IMF head: US-China trade war biggest threat to global growth
The head of the International Monetary Fund (IMF) has labelled the US-China trade war the principal threat to the global economy.
Read more: IMF chief says majority of countries to see slow growth in 2019
Christine Lagarde said US-China tariffs could reduce the level of global GDP by 0.5 per cent or around $455bn (£357bn) in 2020.
The intervention came at the end of the G20 meeting of finance ministers and central bank governors in Fukuoka, Japan. Ministers and governors wrangled over how to respond to US President Donald Trump’s economic nationalism during the two-day meeting.
Trump’s administration slapped 25 per cent tariffs on $200bn of Chinese goods last month. On Saturday it rowed back on its threat to tariff all imports from Mexico at five per cent after a deal was reached over immigration.
Lagarde, whose IMF seeks to ensure global financial stability, said today: “The global economy is showing tentative signs of stabilising and growth is projected to strengthen.”
“While this is good news, the road ahead remains precarious and subject to several downside risks,” she said. “The principal threat stems from continuing trade tensions.”

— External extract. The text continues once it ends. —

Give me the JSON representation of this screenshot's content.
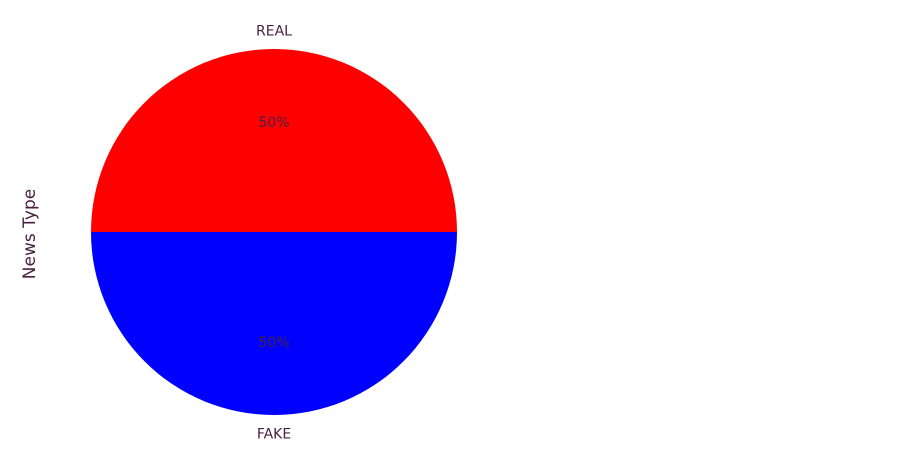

Lagarde said a 0.5 per cent hit to global growth “could make a significant dent in the projected pick-up in economic activity”.
“To mitigate these risks, I emphasised that the first priority should be to resolve the current trade tensions – including eliminating existing tariffs and avoiding new ones – while we need to continue to work toward the modernisation of the international trade system,” Lagarde said.
Lagarde also warned that “with interest rates very low, debt levels are rising in many advanced economies, and emerging markets remain vulnerable to a sudden shift in financial conditions”.
“All this at a moment when monetary and fiscal policy space is more limited than in the past,” she said.
Read more: Escalating trade tensions to harm global growth, IMF warns
Last week the European Central Bank (ECB), which is responsible for the euro, postponed the raising of interest rates from the current record-low level of zero per cent until at least the middle of 2020.